Тревожные годы
Шрифт:
– Если так, то понятное дело, что покойный Савва Силыч должен был тяготиться, получая на свой капитал только пять процентов.
– И как еще тяготился-то! Очень-очень скучал! Представь только себе: в то время вольную продажу вина вдруг открыли - всем ведь залоги понадобились! Давали под бумаги восемь и десять процентов, а по купонам получка - само по себе. Ты сочти: если б руки-то у него были развязаны - ведь это пятнадцать, а уж бедно-бедно тринадцать процентов на рубль он получал бы!
Высказав это, Машенька умилилась и сложила губки сердечком.
– А впрочем, он не роптал, -
– Что же мешало ему в отставку выйти, чтоб распорядиться с капиталом с большею выгодою?
– Ах, как это можно! В последнее время стали управляющих палатами из советников делать - ну, он и надеялся. А как он прозорлив был - так это удивительно! Всякое его слово, все, все так именно и сбылось, как он предсказывал!
– Например?
– Да вот хоть бы насчет земли. Сколько он раз, бывало, говаривал: "Машенька! паче чаянья, я умру - ты непременно земли покупай! Теперь, говорит, у помещиков выкупные свидетельства пока водятся, так земли еще в цене, а скоро будет, что все выкупные свидетельства проедят - тогда земли нипочем покупать будет можно!" И все так именно, по его, и сбылось. Все нынче стали земли распродавать, и уж так дешево, так дешево, что просто задаром. Вот я и покупаю, коли где сходно. Леса покупаю, земли. Леса свожу, а землю мужичкам в кортому отдаю. Ведь им земля-то нужна, мой друг! ах, как она им нужна!
– И выгодно это?
– Так выгодно! так выгодно! Разумеется, и тут тоже надо с оглядкой поступать: какая земля? Коли земля близко к крестьянской околице лежит - ту непременно покупать следует, потому что она мужичкам нужна. Мужички за нее что хочешь дадут: боятся штрафов. Ну, а коли земля дальняя - за ту надо дешево давать, да и то если на ней молодой березник или осинничек растет. С еловым молодятником я совсем земли не покупаю, потому что туго очень эта ель растет, а вот березка да осинничек - самый это выгодный лес! И представь себе, как это хорошо: ведь с первого-то взгляда кажется, что земля это так, ничего не стоящая - ну, рублей по пяти за десятину и даешь. Смотришь, ан на ней, лет через двадцать, уж дрова порядочные будут - за ту же десятину, на худой конец, тридцать рублей дадут! Сообрази-ка теперь: ведь это в шесть раз капитал на капитал - в двадцать-то лет!

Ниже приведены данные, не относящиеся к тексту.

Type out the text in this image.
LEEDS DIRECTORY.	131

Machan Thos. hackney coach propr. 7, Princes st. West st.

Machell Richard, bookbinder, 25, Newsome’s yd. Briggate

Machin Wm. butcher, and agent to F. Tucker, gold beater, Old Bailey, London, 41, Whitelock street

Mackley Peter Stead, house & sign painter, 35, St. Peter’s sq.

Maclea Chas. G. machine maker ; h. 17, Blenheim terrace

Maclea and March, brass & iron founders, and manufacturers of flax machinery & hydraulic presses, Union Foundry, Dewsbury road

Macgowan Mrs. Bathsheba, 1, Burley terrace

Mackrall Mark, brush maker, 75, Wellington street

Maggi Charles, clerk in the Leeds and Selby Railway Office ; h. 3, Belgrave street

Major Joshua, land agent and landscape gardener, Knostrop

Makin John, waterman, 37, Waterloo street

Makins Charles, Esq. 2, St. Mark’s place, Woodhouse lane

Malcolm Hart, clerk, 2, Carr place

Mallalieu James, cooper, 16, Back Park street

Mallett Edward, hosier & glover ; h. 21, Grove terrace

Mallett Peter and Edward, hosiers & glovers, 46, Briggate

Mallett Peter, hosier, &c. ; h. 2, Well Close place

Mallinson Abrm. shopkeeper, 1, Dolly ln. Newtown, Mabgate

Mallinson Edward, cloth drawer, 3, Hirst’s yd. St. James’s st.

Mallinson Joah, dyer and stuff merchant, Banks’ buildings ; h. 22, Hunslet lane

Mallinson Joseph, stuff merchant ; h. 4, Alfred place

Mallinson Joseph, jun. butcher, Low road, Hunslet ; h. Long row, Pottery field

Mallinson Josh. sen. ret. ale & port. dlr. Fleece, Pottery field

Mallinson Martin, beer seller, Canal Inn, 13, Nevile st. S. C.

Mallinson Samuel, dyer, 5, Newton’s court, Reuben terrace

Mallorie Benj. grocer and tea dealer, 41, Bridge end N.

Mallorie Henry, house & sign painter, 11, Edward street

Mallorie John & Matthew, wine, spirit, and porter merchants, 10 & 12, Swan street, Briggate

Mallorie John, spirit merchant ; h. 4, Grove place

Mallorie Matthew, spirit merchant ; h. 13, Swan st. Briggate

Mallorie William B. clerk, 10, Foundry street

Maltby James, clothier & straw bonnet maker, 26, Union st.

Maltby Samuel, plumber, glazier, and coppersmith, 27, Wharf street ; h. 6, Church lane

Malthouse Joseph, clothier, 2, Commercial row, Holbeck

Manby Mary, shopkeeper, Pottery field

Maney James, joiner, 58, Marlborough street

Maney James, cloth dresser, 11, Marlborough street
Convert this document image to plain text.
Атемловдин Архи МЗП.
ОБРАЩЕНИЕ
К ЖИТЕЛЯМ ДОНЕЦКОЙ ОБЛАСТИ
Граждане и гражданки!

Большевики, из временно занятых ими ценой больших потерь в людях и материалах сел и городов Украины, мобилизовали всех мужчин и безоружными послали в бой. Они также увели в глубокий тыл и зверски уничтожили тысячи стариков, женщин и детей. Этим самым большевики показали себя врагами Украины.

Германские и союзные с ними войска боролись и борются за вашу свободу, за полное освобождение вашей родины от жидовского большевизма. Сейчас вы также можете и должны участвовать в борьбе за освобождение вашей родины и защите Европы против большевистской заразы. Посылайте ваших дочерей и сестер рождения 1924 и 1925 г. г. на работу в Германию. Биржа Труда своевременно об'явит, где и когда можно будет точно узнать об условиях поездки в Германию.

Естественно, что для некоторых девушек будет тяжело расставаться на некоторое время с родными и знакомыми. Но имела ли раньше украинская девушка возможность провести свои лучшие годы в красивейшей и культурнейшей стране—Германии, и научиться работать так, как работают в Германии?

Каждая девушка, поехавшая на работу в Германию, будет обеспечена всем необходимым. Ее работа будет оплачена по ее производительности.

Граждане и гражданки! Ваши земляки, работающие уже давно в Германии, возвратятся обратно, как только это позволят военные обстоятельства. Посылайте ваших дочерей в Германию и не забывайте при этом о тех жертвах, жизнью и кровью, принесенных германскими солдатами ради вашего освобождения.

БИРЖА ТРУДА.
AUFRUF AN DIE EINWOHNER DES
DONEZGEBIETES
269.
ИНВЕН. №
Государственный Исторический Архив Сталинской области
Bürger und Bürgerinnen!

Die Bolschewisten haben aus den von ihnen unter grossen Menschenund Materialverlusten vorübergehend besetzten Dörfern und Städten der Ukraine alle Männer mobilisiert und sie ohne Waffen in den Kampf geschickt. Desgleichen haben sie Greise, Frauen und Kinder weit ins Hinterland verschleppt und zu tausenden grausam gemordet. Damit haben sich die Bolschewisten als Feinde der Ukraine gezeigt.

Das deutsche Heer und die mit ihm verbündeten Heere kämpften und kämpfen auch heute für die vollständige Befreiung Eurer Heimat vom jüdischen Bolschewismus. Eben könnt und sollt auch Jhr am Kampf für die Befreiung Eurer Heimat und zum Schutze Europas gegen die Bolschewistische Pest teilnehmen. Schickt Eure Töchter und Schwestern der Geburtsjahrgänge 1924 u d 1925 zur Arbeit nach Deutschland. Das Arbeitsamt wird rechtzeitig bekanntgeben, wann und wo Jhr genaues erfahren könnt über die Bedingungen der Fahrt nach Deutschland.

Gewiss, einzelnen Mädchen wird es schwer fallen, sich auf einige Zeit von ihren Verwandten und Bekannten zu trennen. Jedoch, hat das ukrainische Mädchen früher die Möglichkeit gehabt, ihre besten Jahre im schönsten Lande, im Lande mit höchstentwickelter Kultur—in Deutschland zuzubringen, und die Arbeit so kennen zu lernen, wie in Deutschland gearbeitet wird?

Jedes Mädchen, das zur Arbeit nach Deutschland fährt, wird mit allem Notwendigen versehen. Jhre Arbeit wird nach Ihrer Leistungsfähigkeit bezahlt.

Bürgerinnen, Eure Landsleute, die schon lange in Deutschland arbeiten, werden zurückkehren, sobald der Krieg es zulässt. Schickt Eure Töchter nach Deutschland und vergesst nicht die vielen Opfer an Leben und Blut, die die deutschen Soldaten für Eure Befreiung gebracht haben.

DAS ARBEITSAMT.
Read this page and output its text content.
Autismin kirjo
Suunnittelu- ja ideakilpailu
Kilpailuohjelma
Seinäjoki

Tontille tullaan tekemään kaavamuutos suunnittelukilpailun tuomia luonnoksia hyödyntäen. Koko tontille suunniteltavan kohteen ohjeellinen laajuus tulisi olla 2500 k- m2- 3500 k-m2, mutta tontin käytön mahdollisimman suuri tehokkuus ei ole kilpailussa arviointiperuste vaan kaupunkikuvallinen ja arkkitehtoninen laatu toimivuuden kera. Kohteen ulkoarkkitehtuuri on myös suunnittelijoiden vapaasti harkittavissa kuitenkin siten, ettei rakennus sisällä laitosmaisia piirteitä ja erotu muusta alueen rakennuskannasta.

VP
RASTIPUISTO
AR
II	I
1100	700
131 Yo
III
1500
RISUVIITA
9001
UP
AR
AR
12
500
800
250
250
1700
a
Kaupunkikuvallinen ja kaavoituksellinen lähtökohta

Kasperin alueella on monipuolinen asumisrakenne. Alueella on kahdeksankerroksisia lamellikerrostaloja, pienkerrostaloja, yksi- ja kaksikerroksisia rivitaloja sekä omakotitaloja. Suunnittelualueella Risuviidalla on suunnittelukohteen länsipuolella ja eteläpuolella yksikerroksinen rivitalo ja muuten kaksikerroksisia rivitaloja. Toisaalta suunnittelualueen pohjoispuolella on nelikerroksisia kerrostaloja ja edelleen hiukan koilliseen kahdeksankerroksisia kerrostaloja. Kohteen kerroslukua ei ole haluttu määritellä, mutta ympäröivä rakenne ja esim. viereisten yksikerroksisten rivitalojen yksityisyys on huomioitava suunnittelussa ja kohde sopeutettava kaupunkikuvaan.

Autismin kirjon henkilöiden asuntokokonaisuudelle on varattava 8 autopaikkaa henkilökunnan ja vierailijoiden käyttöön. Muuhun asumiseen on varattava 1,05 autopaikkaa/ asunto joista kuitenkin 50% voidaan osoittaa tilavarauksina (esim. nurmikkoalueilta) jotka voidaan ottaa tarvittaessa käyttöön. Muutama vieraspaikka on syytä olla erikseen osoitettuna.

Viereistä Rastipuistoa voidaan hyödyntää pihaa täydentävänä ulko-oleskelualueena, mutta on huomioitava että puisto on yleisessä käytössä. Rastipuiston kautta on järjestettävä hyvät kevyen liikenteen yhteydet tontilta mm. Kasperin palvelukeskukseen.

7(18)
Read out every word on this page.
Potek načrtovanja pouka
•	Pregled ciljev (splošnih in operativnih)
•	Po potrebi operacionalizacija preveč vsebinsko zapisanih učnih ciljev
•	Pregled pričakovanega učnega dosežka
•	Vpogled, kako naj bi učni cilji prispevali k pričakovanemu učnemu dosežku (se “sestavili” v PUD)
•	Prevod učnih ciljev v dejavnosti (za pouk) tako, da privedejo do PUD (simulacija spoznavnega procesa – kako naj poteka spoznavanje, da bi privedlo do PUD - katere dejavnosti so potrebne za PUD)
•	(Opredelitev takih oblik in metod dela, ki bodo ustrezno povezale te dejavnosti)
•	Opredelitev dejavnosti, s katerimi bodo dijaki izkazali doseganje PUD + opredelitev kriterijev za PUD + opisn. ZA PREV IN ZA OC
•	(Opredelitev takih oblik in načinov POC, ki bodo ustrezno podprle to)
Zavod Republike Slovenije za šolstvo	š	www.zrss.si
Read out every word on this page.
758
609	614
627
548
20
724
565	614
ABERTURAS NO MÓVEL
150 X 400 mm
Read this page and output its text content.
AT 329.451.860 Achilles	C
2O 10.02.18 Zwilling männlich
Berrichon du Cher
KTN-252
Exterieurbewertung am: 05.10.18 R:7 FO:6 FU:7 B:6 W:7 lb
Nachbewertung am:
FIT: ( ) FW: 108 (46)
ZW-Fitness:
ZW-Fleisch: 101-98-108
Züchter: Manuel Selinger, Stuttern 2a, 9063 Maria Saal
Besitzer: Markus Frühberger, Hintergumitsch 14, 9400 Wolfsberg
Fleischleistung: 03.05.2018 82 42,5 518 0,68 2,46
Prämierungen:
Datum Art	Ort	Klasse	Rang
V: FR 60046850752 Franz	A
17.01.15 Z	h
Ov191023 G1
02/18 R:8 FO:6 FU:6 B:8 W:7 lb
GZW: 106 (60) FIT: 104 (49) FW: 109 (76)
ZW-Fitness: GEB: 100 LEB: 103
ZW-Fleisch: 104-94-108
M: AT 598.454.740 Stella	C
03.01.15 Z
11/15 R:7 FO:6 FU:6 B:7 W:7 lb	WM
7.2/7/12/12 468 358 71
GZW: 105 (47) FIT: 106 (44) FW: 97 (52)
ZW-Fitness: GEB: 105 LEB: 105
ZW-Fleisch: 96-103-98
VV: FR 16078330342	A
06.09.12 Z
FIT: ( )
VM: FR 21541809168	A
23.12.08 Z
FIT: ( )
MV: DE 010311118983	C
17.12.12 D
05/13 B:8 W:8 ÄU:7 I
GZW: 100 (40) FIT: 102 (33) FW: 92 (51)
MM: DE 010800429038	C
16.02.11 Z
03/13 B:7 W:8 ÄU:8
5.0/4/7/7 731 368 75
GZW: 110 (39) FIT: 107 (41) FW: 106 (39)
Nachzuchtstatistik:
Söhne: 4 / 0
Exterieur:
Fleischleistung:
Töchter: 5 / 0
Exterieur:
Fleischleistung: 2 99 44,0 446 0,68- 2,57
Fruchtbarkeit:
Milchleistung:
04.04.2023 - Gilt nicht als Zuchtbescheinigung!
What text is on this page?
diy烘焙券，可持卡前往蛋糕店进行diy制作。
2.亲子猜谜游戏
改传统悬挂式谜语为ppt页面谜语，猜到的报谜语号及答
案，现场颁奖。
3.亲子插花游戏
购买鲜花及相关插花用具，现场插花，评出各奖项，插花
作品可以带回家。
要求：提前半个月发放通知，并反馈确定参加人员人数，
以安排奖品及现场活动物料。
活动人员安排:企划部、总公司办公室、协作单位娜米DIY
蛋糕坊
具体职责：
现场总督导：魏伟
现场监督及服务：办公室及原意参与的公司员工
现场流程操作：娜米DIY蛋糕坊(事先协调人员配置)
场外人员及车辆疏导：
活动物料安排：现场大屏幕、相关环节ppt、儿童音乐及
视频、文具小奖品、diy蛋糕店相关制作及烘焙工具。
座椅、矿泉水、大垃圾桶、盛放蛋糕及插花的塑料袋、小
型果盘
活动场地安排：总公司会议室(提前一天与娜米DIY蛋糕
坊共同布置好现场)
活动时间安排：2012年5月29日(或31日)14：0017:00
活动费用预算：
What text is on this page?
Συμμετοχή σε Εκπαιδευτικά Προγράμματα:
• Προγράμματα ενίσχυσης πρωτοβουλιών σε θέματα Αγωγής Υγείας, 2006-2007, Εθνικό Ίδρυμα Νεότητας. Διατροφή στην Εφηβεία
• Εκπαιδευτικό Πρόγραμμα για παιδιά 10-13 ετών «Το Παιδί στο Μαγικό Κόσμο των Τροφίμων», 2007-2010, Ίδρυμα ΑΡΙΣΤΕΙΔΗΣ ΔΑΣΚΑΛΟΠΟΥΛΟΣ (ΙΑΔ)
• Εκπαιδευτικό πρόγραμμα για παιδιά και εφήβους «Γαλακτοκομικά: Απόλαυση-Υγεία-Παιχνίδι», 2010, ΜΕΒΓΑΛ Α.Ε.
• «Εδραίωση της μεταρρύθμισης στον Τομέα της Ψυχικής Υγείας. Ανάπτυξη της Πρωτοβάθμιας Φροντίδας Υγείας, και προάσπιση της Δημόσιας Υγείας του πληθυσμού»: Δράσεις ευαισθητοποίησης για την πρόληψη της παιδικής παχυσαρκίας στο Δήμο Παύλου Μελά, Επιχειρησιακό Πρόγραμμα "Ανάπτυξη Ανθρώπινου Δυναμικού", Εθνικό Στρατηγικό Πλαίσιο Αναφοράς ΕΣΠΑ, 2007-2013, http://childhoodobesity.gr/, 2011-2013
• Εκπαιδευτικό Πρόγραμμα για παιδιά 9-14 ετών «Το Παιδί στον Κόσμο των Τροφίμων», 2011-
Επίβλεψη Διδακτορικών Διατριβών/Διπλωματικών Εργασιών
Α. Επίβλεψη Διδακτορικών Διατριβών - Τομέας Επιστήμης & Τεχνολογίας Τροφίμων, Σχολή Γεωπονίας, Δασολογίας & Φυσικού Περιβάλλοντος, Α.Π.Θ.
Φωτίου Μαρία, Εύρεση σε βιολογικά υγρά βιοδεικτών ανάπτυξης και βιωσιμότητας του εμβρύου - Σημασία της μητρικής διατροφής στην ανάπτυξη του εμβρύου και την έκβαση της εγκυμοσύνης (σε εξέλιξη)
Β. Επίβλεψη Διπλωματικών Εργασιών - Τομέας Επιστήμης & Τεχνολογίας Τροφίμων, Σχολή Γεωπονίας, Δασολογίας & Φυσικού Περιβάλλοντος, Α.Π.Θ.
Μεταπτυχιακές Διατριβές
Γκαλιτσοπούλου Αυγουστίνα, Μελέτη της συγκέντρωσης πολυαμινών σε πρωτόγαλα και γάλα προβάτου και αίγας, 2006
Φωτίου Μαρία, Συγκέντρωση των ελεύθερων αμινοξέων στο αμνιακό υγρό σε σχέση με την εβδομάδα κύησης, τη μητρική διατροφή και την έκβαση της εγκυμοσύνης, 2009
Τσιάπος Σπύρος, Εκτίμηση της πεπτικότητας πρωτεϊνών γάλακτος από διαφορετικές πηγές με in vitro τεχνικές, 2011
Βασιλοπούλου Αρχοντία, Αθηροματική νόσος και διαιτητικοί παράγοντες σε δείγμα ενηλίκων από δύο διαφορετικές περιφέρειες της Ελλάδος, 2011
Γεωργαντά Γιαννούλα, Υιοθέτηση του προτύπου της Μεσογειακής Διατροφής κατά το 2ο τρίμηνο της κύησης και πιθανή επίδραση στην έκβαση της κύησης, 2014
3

Опять умиление и опять губы сердечком. Это было до такой степени мило, что я не удержался, чтоб не спросить:
– Ну, а как насчет вечности, Машенька? не боишься... помнишь, как прежде?
– Нет, мой друг, я нынче совсем-совсем христианкой сделалась! Чего бояться вечности! надо только с верою приступать - и все легко будет! И покойный Савва Силыч говаривал: бояться вечности - только одно баловство!
– Кто же у тебя всеми этими делами орудует?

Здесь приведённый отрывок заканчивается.